Try Catch Exception Handling

BlitzMax Forums/BlitzMax Programming/Try Catch Exception Handling

BLaBZ(Posted 2010) [#1]
Just want to know if exception handling is common usage? I've never used it before and was wondering if in professional software projects exception handling is ideal?


ziggy(Posted 2010) [#2]
Yes, it is ideal. I would recommend it to use it in the main function call at last, so if an exception is unhandled in the regular program usage, you can always use this to display infomation about the error to the user, inform the the application is going to be closed, etc. This ismuch better than letting the app just end without any more info.

EDIT: Forgot to mention that tyr/catch sometimes does not work as expected on release mode. Not sure why... (and not sure it's a bug).

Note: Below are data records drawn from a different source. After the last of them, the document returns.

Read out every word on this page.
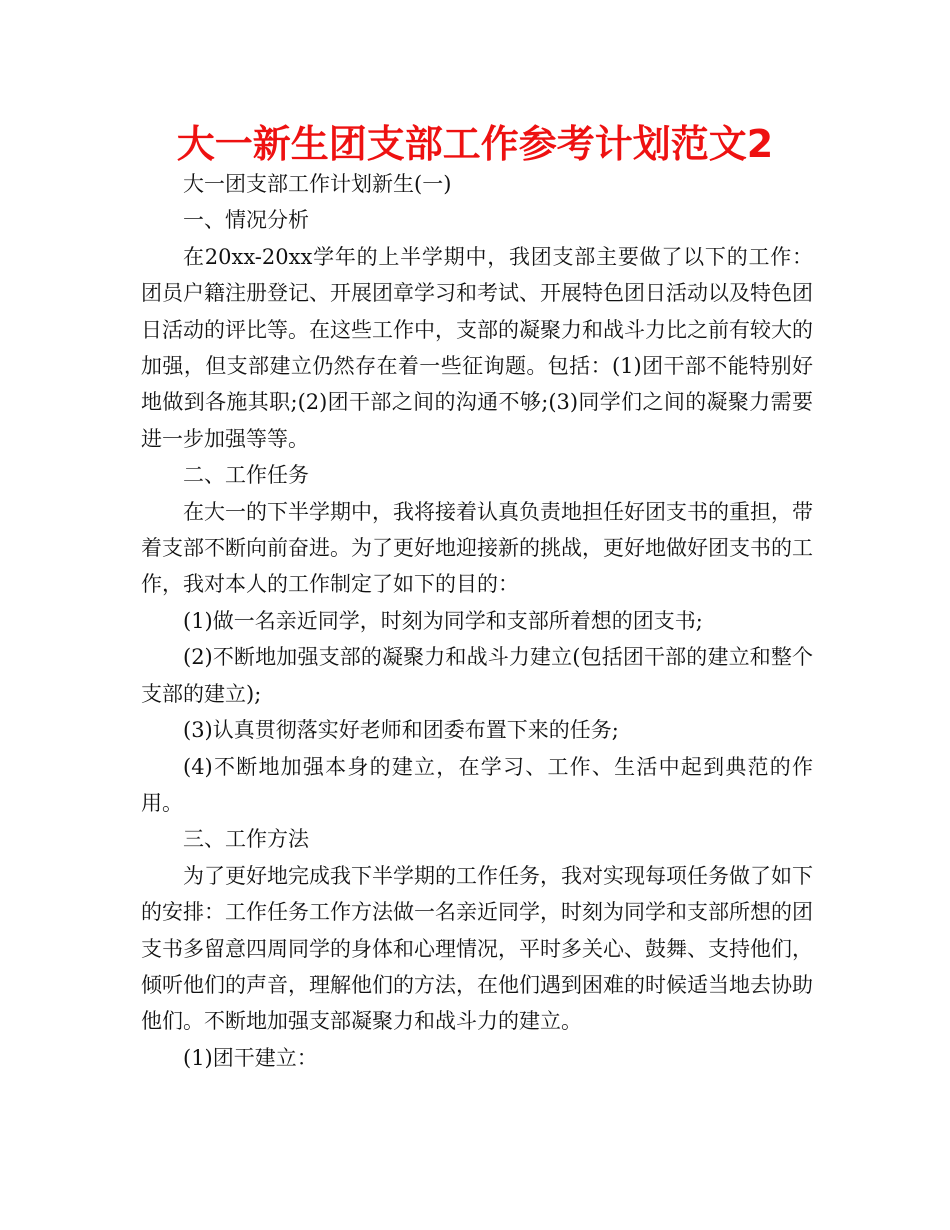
大一新生团支部工作参考计划范文2

大一团支部工作计划新生(一)

一、情况分析

在20xx-20xx学年的上半学期中，我团支部主要做了以下的工作：团员户籍注册登记、开展团章学习和考试、开展特色团日活动以及特色团日活动的评比等。在这些工作中，支部的凝聚力和战斗力比之前有较大的加强，但支部建立仍然存在着一些征询题。包括：(1)团干部不能特别好地做到各施其职;(2)团干部之间的沟通不够;(3)同学们之间的凝聚力需要进一步加强等等。

二、工作任务

在大一的下半学期中，我将接着认真负责地担任好团支书的重担，带着支部不断向前奋进。为了更好地迎接新的挑战，更好地做好团支书的工作，我对本人的工作制定了如下的目的：

(1)做一名亲近同学，时刻为同学和支部所着想的团支书;

(2)不断地加强支部的凝聚力和战斗力建立(包括团干部的建立和整个支部的建立);

(3)认真贯彻落实好老师和团委布置下来的任务;

(4)不断地加强本身的建立，在学习、工作、生活中起到典范的作用。

三、工作方法

为了更好地完成我下半学期的工作任务，我对实现每项任务做了如下的安排：工作任务工作方法做一名亲近同学，时刻为同学和支部所想的团支书多留意四周同学的身体和心理情况，平时多关心、鼓舞、支持他们，倾听他们的声音，理解他们的方法，在他们遇到困难的时候适当地去协助他们。不断地加强支部凝聚力和战斗力的建立。

(1)团干建立：
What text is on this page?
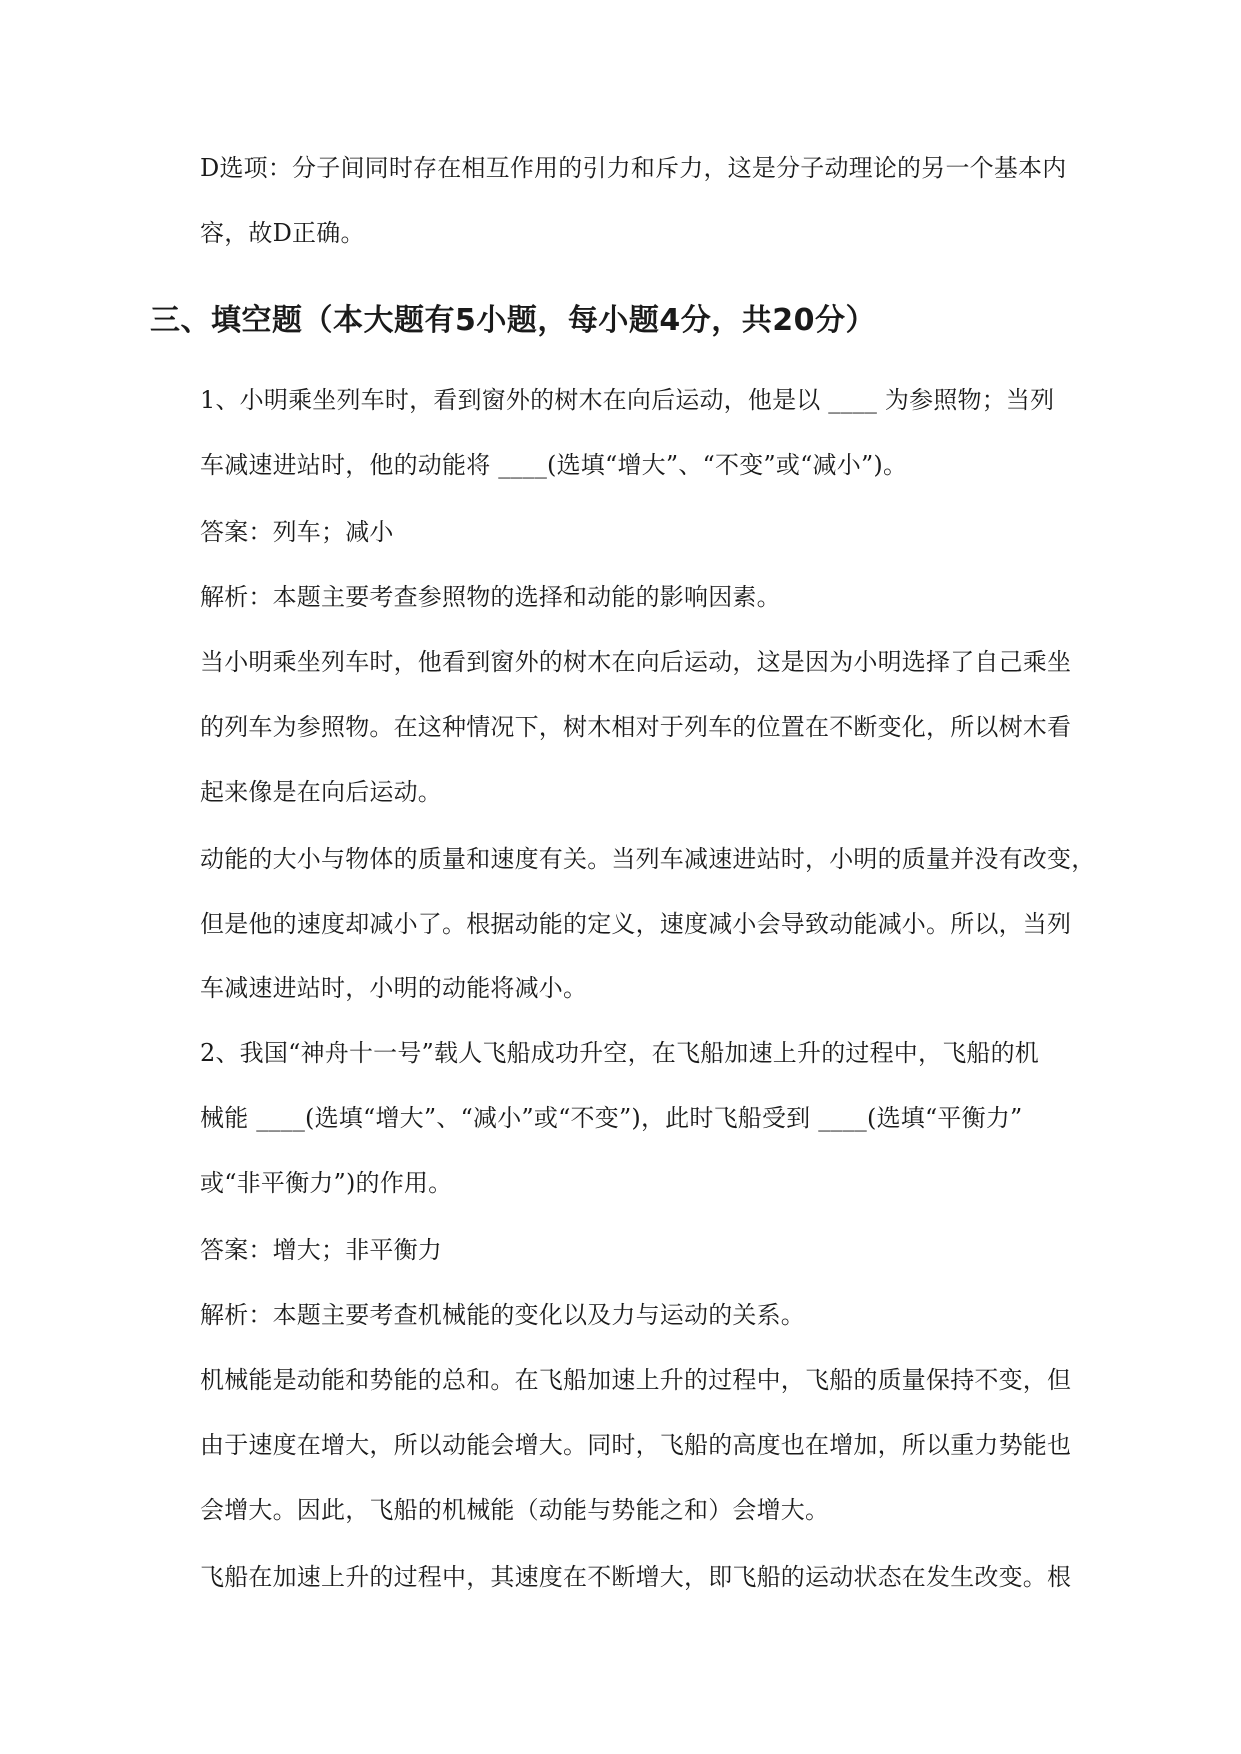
D选项：分子间同时存在相互作用的引力和斥力，这是分子动理论的另一个基本内
容，故D正确。
三、填空题（本大题有5小题，每小题4分，共20分）
1、小明乘坐列车时，看到窗外的树木在向后运动，他是以 ____ 为参照物；当列
车减速进站时，他的动能将 ____(选填“增大”、“不变”或“减小”)。
答案：列车；减小
解析：本题主要考查参照物的选择和动能的影响因素。
当小明乘坐列车时，他看到窗外的树木在向后运动，这是因为小明选择了自己乘坐
的列车为参照物。在这种情况下，树木相对于列车的位置在不断变化，所以树木看
起来像是在向后运动。
动能的大小与物体的质量和速度有关。当列车减速进站时，小明的质量并没有改变，
但是他的速度却减小了。根据动能的定义，速度减小会导致动能减小。所以，当列
车减速进站时，小明的动能将减小。
2、我国“神舟十一号”载人飞船成功升空，在飞船加速上升的过程中，飞船的机
械能 ____(选填“增大”、“减小”或“不变”)，此时飞船受到 ____(选填“平衡力”
或“非平衡力”)的作用。
答案：增大；非平衡力
解析：本题主要考查机械能的变化以及力与运动的关系。
机械能是动能和势能的总和。在飞船加速上升的过程中，飞船的质量保持不变，但
由于速度在增大，所以动能会增大。同时，飞船的高度也在增加，所以重力势能也
会增大。因此，飞船的机械能（动能与势能之和）会增大。
飞船在加速上升的过程中，其速度在不断增大，即飞船的运动状态在发生改变。根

Czar Flavius(Posted 2010) [#3]
I tried it before but couldn't get it to work properly. null object errors started to become ignored entirely!!


Tommo(Posted 2010) [#4]

Type SomeExceptionType 'define your exception type
	Method ToString$() 'Message going to appear in debugger
		Return "Message"
	End
End Type

Try
	...
	If SomethingBadHappens() Then Throw new SomeExceptionType
	...

Catch ex:SomeExceptionType 'This is the correct way to do, it only catches exceptions of SomeExceptionType
	...
Catch ex:SomeOtherExceptionType

Catch ex:Object 'Never use this, it catches system exceptions 
        ...
End Try



Try...Catch only makes sense when you're dealing with known exceptions. You have to throw those exceptions by yourself.

Null Object is not an exception but an error, it's not something for Try...Catch to handle.

*EDIT: You can also catch exceptions defined in other modules, like TStreamException.
It's a nice tool to organize the code structure. You can use it to take exception handling out of actual implementation.


ima747(Posted 2010) [#5]
I implement it any time there's file access that may not be perfect. e.g. loading a saved file. The stream may report it is as long as you expect, but in actuality be shorter, so when you try to read all your data back it hits a wall, throws an exception and crashes. If you just catch that exception you can tell the user the file they want is damaged and then continue about your business. If your saves are at all slow (lots of processing done during the save for example) you're bound to create a bad file here or there when a user gets their hands on it (people like to force quit more than you'd think, especially when the app reports it's not responding due to no time in the main loop to process events).

Working around potential problems is a big part of programming, one that often gets over looked via the "it works here it must work everywhere" mentality of rapid development.